Es kann auch vorkommen, dass Schiffen zu Unrecht das Auslaufen verweigert wird. In solchen Fällen nützt die enge Zusammenarbeit der Register mit den eigenen Ländern, um das Schiff möglichst schnell wieder frei zu bekommen und die offiziellen Records richtig zu stellen

Vieles spricht dafür, dass es in den kommenden ein bis zwei Jahren nur wenige Veränderungen im Kräfteverhältnis der Flaggen geben wird. Zumindest so lange, bis die nächste Verschrottungswelle einsetzt. Gespannt darf vor allem die Entwicklung der Panama-Flagge verfolgt werden, die von den internationalen Reedern noch immer mit Abstand bevorzugt wird. Branchenexperten führen dies in erster Linie auf die historische Entwicklung zurück. Viele asiatische Reeder lassen ihre Schiffe in diesem Register fahren. Das ist auch ein Grund dafür, warum Panama bezüglich der Tonnage einen so großen Vorsprung gegenüber den anderen Flaggenstaaten hat, denn gerade die Asiaten betreiben eine große Flotte von Tankern und Bulkern.

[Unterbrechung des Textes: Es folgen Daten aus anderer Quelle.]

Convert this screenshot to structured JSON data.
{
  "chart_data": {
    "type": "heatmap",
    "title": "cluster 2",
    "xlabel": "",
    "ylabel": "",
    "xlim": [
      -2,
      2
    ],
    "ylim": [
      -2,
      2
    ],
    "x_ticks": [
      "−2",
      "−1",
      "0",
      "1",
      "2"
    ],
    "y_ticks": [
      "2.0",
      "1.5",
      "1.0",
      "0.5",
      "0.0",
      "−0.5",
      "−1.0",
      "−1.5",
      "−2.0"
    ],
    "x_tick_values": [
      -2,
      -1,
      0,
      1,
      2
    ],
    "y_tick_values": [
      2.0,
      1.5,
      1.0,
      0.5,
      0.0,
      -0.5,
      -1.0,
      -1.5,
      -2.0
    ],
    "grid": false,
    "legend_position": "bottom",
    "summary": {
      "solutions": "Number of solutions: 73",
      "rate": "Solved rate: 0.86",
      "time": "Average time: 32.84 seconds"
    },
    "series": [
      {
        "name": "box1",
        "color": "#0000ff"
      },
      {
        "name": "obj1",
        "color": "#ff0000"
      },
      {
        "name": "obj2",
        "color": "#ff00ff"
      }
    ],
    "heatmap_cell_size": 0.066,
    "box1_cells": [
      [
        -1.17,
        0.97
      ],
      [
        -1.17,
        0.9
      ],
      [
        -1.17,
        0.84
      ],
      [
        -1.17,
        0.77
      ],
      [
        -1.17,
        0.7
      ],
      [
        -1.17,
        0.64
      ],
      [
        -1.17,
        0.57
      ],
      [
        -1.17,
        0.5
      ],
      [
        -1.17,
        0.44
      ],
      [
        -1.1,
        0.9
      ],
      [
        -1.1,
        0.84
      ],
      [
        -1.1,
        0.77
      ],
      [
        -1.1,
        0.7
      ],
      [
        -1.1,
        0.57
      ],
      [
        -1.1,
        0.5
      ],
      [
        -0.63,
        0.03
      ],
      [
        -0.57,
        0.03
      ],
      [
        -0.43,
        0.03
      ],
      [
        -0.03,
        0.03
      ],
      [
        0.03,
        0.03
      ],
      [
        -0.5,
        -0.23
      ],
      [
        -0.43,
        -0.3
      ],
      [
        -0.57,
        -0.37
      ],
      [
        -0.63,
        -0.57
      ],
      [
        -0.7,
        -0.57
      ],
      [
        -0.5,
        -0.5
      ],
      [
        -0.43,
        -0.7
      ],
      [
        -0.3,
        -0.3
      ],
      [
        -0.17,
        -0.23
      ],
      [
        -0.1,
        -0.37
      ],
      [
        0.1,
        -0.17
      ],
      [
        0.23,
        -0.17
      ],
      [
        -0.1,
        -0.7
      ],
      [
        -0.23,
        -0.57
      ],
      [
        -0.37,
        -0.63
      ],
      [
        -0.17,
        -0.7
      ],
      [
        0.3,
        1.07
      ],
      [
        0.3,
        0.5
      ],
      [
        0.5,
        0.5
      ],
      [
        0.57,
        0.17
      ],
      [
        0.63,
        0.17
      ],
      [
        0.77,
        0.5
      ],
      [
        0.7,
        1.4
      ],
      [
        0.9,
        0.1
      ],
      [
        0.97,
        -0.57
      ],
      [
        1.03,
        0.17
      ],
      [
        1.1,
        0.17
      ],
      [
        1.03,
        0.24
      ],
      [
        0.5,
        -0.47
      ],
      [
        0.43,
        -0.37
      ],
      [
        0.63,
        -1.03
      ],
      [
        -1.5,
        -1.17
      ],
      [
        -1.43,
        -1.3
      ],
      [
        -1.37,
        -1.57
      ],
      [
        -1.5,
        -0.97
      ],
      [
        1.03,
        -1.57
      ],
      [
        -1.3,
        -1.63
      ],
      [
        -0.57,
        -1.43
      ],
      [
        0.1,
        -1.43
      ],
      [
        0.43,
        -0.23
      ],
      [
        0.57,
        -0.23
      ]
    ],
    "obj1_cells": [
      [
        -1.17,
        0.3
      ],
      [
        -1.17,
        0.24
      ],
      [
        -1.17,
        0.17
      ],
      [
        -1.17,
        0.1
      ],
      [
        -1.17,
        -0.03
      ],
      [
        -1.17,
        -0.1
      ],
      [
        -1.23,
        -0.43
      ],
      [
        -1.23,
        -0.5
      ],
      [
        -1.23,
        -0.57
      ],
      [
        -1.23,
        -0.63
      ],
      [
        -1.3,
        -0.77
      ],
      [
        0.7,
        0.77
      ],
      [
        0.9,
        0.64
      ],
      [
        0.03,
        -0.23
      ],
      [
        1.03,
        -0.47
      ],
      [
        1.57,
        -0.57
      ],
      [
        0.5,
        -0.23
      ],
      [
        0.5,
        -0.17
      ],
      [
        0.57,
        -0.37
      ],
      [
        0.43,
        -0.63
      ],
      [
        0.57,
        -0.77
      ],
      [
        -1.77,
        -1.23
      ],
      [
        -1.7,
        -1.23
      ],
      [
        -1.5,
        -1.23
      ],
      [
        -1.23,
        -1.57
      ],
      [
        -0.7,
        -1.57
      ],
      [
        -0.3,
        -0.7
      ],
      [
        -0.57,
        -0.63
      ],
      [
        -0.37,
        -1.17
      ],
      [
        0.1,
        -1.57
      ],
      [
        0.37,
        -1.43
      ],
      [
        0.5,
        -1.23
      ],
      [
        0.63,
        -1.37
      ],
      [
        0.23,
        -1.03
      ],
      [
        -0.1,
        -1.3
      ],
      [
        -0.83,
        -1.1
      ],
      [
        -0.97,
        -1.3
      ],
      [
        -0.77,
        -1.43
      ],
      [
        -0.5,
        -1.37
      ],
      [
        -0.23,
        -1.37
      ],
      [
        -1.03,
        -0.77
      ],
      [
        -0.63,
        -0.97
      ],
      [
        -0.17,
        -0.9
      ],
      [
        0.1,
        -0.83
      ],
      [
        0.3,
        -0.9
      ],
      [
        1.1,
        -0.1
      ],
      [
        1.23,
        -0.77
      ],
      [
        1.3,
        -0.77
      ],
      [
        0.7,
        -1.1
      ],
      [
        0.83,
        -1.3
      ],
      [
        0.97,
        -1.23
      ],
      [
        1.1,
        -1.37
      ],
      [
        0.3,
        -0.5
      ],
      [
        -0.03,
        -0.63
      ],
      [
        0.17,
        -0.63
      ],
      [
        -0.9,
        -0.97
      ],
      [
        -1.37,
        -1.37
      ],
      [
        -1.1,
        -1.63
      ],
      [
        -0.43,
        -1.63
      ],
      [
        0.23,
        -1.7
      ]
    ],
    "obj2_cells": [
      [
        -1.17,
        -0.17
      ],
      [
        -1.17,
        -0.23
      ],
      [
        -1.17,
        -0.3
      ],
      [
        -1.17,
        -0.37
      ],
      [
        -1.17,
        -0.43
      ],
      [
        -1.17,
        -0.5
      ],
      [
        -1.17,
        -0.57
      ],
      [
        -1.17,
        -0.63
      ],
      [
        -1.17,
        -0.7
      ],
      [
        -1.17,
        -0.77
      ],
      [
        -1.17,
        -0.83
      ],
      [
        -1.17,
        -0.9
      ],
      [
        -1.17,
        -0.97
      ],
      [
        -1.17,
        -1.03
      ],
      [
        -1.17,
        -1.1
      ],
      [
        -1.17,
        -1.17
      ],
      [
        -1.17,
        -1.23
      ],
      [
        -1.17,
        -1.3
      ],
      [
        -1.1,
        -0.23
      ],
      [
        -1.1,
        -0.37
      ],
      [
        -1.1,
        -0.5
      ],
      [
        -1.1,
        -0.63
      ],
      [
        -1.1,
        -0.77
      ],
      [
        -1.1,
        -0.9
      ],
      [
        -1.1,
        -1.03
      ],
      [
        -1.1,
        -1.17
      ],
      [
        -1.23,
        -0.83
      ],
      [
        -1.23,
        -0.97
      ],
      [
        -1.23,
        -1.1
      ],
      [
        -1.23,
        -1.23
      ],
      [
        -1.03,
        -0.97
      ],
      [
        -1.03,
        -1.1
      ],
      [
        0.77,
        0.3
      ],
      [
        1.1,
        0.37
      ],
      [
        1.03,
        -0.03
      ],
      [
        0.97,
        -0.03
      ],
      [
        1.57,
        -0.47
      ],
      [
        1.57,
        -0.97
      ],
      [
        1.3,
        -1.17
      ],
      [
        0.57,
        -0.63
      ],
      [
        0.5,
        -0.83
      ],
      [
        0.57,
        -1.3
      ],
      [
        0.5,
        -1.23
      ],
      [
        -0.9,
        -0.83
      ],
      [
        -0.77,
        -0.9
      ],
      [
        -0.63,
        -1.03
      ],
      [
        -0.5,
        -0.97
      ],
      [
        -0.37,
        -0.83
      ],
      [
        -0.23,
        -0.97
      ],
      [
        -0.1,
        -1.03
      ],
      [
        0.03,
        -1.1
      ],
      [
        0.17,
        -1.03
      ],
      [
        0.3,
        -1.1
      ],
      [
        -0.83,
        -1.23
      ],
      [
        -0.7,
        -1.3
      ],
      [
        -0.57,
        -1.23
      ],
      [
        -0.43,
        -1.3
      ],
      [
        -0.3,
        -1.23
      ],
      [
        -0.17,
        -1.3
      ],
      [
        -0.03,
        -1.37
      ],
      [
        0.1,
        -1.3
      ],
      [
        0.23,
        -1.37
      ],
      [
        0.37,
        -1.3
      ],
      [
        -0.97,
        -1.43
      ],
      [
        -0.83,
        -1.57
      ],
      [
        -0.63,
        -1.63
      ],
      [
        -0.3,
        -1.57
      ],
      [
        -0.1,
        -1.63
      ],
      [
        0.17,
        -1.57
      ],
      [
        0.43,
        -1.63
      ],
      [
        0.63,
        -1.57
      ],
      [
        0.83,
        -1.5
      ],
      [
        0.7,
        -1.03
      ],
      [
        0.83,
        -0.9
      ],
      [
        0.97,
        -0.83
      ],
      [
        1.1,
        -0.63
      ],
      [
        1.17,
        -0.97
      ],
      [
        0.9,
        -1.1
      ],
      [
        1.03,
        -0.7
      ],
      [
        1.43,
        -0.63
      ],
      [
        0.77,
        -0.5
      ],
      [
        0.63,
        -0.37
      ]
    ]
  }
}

Abstand zu Panama verringert

Allein die Historie wird aber sicher nicht ausreichen, den Status zu halten, denn andere Register holen auf. Zur Strategie der Marshall Islands gehört es, verstärkt auf neuere Schiffe zu setzen. Im weltweiten Vergleich hat der Flaggenstaat laut Clarksons Research die jüngste Flotte mit einem Durchschnittsalter von acht Jahren. Dieses Modell soll in Zukunft weiter verfolgt werden, sagt Georgs. Beim LISCR wird ebenfalls versucht, die Flotte jung zu halten. Laut Gierga sind im vergangenen Jahr viele große Neubauten hinzugekommen.

Auch andere Flaggenstaaten wie Palau, das jüngst im Report von Paris MoU in die »Black List« gerutscht ist, wollen den Rückstand mit neuen Konzepten, verbessertem Service und digitalen Techniken verkürzen. Man wolle sich für neue Praktiken einsetzen und an den Bedürfnissen der Kunden orientieren. Jedem Schiff solle eine verstärkte Aufmerksamkeit zukommen, um die Flagge im 21. Jahrhundert zu einer Top-Adresse zu entwickeln. Auch deshalb hat Palau International Ship Registry (PISR) im Januar 2017 zusätzlich zum Hauptsitz in Houston, USA, in Griechenland eine Niederlassung für Europa eröffnet, um eine stärkere Marktpräsenz zu demonstrieren.